Addio a Mario Svaluto Moreolo, una vita nella politica dalla Democrazia Cristiana al Partito Democratico: "Ci mancherà: uomo caparbio, determinato e appassionato"
Politico di lungo corso, Mario Svaluto Moreolo è morto a 86 anni. Il presidente della Provincia di Belluno, Roberto Padrin: "Ci mancherà la sua visione, la sua caparbietà, la sua determinazione nel difendere le idee"

BELLUNO. "Se ne va un uomo caparbio, determinato, fortemente appassionato della politica, capace di perseguire e soprattutto spiegare le proprie idee". Queste le parole di Roberto Padrin. Il presidente della Provincia di Belluno ricorda Mario Svaluto Moreolo. "Una vita nella politica, prima nella Democrazia Cristiana, poi nel Partito Democratico, sempre con una visione chiara e netta, a volte fin troppo decisa. Quella politica fatta di passione, che non è mai venuta meno, attraversando tutte le fasi dalla Prima alla Seconda Repubblica".
Politico di lungo corso, Svaluto Moreolo si è spento a 86 anni.
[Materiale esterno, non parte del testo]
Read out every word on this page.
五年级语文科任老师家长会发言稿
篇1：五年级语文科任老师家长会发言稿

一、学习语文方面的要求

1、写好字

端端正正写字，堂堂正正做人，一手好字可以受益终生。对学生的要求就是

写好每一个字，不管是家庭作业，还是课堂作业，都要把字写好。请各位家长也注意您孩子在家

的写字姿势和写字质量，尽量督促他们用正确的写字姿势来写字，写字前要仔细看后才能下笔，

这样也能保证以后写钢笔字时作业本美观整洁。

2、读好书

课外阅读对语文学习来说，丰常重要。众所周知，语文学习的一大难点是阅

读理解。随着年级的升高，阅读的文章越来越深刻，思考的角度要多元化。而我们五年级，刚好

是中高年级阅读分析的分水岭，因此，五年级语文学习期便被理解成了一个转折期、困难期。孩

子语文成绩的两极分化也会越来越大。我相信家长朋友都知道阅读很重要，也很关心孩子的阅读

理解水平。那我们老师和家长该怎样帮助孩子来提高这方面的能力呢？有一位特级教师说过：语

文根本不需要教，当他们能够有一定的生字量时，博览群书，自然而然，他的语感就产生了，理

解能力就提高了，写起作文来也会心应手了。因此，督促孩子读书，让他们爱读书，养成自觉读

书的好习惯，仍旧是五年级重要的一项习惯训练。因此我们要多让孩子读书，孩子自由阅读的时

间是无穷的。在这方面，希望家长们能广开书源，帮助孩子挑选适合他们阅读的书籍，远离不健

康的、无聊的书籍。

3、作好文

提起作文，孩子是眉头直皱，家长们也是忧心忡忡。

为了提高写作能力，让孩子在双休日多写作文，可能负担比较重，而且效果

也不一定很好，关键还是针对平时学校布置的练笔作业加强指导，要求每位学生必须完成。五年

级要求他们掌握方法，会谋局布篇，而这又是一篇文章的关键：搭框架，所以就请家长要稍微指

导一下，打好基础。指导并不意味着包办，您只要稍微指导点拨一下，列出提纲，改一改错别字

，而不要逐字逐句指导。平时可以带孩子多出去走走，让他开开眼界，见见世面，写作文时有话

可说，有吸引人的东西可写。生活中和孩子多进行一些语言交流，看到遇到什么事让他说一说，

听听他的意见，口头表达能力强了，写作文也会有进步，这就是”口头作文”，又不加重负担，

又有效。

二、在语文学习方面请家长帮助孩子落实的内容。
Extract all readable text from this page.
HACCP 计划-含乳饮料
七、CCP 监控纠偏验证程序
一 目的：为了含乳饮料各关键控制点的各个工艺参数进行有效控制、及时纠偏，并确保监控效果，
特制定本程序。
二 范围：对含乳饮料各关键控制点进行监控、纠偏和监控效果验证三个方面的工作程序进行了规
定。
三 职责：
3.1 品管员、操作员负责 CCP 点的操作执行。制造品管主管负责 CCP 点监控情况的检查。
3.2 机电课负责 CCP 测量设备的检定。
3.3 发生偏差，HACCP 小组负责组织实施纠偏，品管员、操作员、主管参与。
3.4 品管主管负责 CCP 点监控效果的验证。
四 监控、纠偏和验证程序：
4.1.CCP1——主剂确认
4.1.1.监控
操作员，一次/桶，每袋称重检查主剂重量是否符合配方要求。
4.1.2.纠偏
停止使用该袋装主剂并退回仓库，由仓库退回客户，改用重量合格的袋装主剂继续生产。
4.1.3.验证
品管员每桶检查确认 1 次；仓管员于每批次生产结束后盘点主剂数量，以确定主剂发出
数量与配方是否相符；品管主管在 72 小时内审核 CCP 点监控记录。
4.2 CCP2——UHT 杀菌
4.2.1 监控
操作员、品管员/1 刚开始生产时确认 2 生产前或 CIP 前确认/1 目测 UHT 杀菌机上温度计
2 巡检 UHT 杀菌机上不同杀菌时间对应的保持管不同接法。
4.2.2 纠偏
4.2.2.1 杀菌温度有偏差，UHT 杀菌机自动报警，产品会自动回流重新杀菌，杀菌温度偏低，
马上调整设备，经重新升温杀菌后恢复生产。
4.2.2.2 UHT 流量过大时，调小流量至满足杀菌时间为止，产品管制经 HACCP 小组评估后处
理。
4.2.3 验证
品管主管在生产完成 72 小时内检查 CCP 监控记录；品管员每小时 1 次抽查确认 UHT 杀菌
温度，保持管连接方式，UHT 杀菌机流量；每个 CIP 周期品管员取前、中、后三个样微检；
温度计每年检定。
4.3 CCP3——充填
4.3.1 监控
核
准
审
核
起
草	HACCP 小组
Ha sempre seguito le vicende del territorio. "Negli ultimi anni - prosegue Padrin - ripeteva sempre che il primato deve essere della politica, anche sulla tecnica. Non faceva sconti sulle idee, ma aveva sempre la capacità di discutere, anche per ore, sulle questioni che lo prendevano".
Oltre alla politica, anche lo sport, il calcio in particolare, con il suo passato da portiere nell’Ac Belluno. Aveva anche scritto un libro sui cento anni della squadra della città, "a cui ho strettamente collaborato, passando diverse ore con lui; e sarei dovuto andare a trovarlo nei prossimi giorni per parlare di alcuni temi che riguardano il nostro territorio", conclude Padrin. "Il rammarico più grande è proprio di non aver potuto fare questa chiacchierata, che sono sicuro avrebbe spaziato dal treno delle Dolomiti alla viabilità provinciale, al futuro della politica italiana. Mario Svaluto Moreolo ci mancherà: ci mancherà la sua visione, la sua caparbietà, la sua determinazione nel difendere le idee. Ai suoi famigliari, a tutti coloro che hanno condiviso un percorso, ai suoi amici, un pensiero e un abbraccio".
L'86enne lascia la moglie Mary, i figli Renato, Claudio, Enrico, Cristina, Marino e i nipotini Chiara, Giovanni, Laura, Gabriele, Roberta, Giorgia e Giulio. Il funerale è previsto alle 15 di venerdì 5 gennaio nella chiesa parrocchiale di Cavarzano.